Крикет пожимает плечами:

– Может, я смогу разобраться, как все это сделать.

Мне так и хочется заявить, что я не нуждаюсь в его помощи, как вдруг до меня доходит, что Крикет именно тот человек, который нужен для подобной работы.

– Мм… Да. Было бы здорово, спасибо. – Мы уже подходим к моему дому. Я осторожно пожимаю руку парня и отпускаю. – Дальше я справлюсь.

– Если я уже зашел так далеко, – дрогнувшим голосом говорит Крикет, – то могу проводить тебя еще немного. – И он тянется ко мне.

Я жду его прикосновения.

– Крикет!

Голос раздается откуда-то из промежутка между нашими домами, и рука парня падает. Наверное, его сестрица выбрасывала мусор. Каллиопа обнимает брата со спины. Я ее не вижу, но по голосу чувствую, что она готова заплакать.

– Тренировка была кошмарная. Не могу поверить, что ты здесь. А мне сказал, что не сможешь прийти. Господи, как же я рада тебя видеть. Я приготовлю горячее какао и все тебе расскажу… Ох, Лола!

Крикет мгновенно превращается в соляной столб.

– Твой невероятно заботливый братишка проводил меня с работы домой, – объясняю я. – Мои очки разбились, и я практически не вижу…

Каллиопа некоторое время молчит.

– И где же ты теперь работаешь? В кинотеатре?

Я удивлена, что она все знает.

– Ну да.

Каллиопа поворачивается обратно к брату:

– Значит, ты ходил в кино? А как же гигантский проект, который нужно подготовить к завтрашнему дню? Я-то думала, ты из-за него не смог приехать домой. Как странно.

– Кэл! – умоляюще вздыхает Крикет.

– Я буду на кухне. – Девушка уходит.

Я жду, пока она не заходит в дом.

– Тебе правда нужно до завтра подготовить проект?

Крикет выдерживает долгую паузу, прежде чем ответить.

– Да.

– И ты не ночевал дома, да?

– Нет.

– Ты приехал домой из-за меня.

– Да.

Мы вновь погружаемся в молчание.

Я беру парня за руку:

– Тогда отведи меня домой.

Глава восемнадцатая

Я поощряю поведение Крикета.

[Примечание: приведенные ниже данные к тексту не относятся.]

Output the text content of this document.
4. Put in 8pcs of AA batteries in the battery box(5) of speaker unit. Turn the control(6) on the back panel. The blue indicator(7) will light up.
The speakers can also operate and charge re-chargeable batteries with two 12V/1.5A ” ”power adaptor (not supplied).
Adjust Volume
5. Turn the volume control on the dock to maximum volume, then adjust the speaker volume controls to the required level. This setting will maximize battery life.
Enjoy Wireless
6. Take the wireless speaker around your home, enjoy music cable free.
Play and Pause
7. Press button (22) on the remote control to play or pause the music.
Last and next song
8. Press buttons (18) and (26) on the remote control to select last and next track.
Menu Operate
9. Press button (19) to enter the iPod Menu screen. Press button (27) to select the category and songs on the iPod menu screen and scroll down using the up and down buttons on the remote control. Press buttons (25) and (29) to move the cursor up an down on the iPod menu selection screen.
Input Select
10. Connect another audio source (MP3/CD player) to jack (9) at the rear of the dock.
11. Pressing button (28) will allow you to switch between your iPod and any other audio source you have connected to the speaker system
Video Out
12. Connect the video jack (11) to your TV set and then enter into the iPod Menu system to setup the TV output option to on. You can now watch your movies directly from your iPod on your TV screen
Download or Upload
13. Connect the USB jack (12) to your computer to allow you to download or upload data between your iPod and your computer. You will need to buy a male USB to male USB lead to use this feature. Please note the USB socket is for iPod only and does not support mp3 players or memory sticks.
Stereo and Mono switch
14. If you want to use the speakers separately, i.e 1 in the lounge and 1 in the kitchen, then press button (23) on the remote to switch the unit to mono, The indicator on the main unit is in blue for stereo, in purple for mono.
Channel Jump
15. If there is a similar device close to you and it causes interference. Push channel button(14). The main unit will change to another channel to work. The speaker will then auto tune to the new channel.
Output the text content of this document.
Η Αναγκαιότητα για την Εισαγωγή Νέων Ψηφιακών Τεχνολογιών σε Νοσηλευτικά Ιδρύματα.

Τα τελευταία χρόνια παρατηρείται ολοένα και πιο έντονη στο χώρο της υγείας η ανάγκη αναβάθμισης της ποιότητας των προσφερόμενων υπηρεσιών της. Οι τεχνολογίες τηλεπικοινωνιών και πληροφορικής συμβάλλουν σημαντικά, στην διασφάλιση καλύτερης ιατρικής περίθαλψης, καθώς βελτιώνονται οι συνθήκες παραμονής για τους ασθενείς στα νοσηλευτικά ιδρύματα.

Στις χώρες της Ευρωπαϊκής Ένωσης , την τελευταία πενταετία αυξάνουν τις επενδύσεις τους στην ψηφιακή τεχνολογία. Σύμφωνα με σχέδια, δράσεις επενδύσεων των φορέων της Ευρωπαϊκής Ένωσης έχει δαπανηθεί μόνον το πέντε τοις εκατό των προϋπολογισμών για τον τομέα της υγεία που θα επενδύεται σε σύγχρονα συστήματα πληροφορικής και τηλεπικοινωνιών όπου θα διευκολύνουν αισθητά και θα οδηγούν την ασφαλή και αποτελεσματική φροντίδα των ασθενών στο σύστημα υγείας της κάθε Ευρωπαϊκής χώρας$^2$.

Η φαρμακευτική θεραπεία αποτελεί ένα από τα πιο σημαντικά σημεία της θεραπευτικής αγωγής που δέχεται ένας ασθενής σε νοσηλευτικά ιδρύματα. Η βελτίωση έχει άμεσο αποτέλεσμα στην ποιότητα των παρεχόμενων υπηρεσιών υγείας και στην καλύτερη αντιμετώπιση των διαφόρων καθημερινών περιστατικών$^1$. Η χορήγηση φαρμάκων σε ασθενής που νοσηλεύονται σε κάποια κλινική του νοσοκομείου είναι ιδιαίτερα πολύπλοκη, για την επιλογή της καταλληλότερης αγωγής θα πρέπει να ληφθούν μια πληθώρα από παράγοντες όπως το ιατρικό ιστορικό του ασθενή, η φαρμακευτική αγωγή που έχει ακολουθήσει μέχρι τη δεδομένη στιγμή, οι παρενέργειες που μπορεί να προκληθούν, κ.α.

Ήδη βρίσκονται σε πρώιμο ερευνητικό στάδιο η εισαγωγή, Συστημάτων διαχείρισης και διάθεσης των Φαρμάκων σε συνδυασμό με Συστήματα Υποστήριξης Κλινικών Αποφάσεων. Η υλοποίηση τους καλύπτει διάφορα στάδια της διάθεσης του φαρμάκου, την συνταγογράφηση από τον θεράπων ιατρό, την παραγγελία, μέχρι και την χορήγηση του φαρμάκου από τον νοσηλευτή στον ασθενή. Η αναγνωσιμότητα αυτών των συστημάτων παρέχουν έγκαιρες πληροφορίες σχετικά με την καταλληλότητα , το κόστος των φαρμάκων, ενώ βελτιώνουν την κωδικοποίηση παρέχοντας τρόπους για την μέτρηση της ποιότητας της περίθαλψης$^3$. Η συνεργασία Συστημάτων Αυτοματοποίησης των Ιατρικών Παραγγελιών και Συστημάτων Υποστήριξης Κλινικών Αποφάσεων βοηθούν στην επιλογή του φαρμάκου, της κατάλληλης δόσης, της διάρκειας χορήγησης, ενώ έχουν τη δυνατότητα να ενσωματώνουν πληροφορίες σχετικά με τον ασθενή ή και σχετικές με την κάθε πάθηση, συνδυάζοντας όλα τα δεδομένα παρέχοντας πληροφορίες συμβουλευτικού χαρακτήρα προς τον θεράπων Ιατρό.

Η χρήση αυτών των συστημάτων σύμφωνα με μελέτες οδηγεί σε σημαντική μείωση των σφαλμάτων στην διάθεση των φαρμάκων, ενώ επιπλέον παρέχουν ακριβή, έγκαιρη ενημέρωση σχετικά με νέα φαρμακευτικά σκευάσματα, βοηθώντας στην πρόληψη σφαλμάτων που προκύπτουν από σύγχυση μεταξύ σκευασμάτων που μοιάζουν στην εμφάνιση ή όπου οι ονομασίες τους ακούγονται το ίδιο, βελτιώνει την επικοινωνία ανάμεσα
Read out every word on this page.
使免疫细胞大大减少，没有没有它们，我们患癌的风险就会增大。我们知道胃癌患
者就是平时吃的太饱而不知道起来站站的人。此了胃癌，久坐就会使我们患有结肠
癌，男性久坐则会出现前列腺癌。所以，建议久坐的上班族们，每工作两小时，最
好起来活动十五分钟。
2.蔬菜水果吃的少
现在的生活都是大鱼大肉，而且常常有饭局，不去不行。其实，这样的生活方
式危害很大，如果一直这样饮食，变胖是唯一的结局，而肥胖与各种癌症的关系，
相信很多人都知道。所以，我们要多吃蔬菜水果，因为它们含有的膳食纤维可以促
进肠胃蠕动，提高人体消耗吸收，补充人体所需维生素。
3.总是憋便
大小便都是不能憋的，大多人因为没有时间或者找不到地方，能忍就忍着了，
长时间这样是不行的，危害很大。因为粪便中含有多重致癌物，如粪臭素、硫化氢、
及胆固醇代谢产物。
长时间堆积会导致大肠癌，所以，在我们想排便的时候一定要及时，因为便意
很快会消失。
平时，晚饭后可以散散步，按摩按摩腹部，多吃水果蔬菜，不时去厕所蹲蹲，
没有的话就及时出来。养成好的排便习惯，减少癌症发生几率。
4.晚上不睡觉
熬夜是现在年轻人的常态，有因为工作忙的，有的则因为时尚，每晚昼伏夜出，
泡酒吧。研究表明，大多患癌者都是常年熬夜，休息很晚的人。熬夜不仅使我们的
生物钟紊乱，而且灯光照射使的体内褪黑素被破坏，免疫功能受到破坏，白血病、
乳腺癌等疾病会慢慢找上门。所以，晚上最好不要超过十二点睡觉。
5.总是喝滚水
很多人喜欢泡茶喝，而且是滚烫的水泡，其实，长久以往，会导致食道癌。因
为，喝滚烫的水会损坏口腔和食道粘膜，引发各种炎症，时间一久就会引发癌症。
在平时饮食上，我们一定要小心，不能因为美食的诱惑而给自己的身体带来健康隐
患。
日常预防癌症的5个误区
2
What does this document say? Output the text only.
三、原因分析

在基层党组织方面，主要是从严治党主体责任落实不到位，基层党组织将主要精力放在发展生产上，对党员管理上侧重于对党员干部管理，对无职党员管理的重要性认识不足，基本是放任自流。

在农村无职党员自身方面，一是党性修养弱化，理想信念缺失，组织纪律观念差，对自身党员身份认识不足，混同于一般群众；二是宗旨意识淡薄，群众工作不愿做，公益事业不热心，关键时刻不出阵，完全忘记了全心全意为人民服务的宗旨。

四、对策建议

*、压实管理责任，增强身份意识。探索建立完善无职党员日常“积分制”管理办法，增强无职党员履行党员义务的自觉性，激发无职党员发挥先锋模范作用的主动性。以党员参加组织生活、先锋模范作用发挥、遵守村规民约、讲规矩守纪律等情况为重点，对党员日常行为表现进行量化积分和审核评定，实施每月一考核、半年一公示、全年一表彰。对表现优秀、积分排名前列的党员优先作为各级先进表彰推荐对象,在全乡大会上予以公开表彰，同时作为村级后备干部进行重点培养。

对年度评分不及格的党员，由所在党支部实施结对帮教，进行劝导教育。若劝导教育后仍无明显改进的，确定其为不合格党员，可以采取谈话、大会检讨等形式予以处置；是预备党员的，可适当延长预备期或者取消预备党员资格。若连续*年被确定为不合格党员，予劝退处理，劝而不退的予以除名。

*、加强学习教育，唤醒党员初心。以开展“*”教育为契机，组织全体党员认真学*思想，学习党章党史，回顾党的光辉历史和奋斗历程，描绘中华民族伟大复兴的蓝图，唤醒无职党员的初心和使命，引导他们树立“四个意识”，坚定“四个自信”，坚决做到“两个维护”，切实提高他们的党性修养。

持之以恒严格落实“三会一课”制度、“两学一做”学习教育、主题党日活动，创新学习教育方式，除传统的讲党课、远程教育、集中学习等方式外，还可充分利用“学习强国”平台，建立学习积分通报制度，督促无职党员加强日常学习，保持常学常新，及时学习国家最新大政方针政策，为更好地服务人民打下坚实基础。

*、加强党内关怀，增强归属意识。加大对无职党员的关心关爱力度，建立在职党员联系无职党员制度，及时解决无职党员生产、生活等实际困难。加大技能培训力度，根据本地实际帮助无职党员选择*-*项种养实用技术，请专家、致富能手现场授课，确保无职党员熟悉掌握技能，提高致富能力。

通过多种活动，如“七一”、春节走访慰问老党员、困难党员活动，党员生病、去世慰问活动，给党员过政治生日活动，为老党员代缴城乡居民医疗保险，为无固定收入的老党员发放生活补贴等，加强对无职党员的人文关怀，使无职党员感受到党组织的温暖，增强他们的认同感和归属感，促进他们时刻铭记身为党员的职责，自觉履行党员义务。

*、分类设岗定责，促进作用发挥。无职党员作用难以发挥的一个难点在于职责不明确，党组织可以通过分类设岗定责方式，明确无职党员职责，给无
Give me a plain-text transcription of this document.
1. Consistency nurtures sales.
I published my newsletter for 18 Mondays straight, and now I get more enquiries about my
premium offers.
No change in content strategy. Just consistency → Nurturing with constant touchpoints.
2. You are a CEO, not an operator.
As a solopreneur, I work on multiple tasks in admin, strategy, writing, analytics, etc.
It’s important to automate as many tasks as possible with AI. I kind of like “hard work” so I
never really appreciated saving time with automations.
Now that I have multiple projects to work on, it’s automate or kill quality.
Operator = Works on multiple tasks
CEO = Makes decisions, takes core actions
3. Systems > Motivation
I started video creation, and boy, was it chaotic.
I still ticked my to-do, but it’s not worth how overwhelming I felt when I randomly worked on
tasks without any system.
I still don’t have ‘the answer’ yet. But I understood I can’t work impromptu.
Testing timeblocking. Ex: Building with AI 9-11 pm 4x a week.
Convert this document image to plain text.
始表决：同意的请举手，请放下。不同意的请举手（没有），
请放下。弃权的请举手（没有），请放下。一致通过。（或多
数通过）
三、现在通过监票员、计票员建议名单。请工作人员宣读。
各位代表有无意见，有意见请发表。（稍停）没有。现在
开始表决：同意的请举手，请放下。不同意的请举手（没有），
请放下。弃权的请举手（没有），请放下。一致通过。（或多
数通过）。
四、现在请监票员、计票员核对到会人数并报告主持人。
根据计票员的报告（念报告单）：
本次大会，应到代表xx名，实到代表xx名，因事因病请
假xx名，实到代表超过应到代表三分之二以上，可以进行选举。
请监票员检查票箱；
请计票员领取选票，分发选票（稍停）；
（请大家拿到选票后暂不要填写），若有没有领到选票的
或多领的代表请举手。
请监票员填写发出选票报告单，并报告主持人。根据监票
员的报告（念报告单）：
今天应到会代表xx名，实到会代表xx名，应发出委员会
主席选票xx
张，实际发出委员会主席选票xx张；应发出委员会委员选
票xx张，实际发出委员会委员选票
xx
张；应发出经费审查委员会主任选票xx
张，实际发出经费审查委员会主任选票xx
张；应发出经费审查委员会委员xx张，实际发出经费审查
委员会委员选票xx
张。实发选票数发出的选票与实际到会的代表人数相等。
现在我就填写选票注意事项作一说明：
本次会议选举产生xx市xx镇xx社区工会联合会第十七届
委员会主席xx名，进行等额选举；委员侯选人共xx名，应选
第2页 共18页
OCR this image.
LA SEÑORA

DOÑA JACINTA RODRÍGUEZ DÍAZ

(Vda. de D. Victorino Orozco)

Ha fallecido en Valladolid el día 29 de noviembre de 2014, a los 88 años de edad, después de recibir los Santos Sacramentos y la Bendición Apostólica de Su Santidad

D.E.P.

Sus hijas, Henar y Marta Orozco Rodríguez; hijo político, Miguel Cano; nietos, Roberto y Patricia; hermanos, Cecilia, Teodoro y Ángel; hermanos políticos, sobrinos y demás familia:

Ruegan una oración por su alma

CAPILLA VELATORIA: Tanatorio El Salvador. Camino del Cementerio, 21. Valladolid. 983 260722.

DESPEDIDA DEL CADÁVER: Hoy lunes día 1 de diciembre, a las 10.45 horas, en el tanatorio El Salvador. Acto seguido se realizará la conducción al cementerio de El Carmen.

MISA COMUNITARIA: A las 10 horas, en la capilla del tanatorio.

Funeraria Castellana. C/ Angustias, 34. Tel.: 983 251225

Но ничего не могу с собой поделать.

Почему я не могу остановиться?

Я прижимаю ладонь ко входной двери, а затем прислоняюсь к ней лбом. И слышу, как по ту сторону удаляются его шаги. Тихие и неторопливые. Из-за меня все только усложняется. Из-за меня у нас не получается дружить. Но ведь это Крикет не побоялся вернуться. Доказал, что он выше этого. Хотя ему следовало бы держаться от меня подальше.

Я не хочу, чтобы Крикет держался от меня подальше.

Так чего же я хочу? Ответы неясны. Единственное, в чем я уверена, это в том, что не хочу больше разбивать сердца. Ни ему, ни себе. Все-таки ему лучше держаться от меня подальше.

– Этот мальчик Белл здорово подрос, – говорит Нора.

Я замираю. Она отдыхает на бирюзовом шезлонге перед панорамным окном. Как долго она сидит здесь? Должно быть, она нас видела. А может, и слышала? Нора смотрит Крикету вслед до тех пор, пока он не исчезает из виду, и лишь тогда переключается на меня:

– Ты выглядишь усталой, Лола.

– Посмотри на себя, – огрызаюсь я.

– Справедливо. – Нора грустно усмехается.

Но она права. Я измучена. Мы смотрим друг на друга. Образ Норы расплывается, и все-таки я вижу ее достаточно отчетливо. Серая рубашка болтается на ней как на вешалке. Нора позаимствовала у Энди старое бабушкино одеяло, обернувшись им для тепла. В ее лице нет жизни. И вся она какая-то обвисшая. Словно собственное тело ее отвергает.

Интересно, что Нора видит, когда смотрит на меня.

– Знаешь, что нам нужно? – спрашивает она.

Мне не нравится это «мы».

– Что?

– Чай. Нам нужен чай.

Я выдыхаю:

– Мне не нужен чай. Мне нужно поспать.

Нора поднимается, ворча так, словно у нее все болит. Словно ее тело такое же древнее, как и одеяло у нее на плечах. Нора берет меня за руку, и я вздрагиваю. По сравнению с успокаивающим прикосновением Крикета ее прикосновение кажется особенно неприятным. Она ведет меня на кухню, и я слишком измучена, чтобы сопротивляться.

Нора выдвигает для меня стул. Я падаю на него.

– Я скоро вернусь, – говорит Нора.

Я слышу, как она карабкается по ступенькам, после чего открывается дверь моей спальни. Но прежде, чем я успеваю занервничать, дверь закрывается. Вернувшись, Нора протягивает мне запасные очки.

Я удивлена:

– Спасибо.

– А что случилось с предыдущими?

– Их раздавили.

– Кто-то наступил на твои очки? – Похоже, Нора в ярости.

– Не специально. Боже! – Я хмурюсь. – Неужели родители все еще не вернулись домой?

– Наверное. Какое мне дело?

Нора набирает в медный чайник воду из-под крана и с такой силой плюхает его на плиту, что та вздрагивает.

– Вы опять поругались, – констатирую я.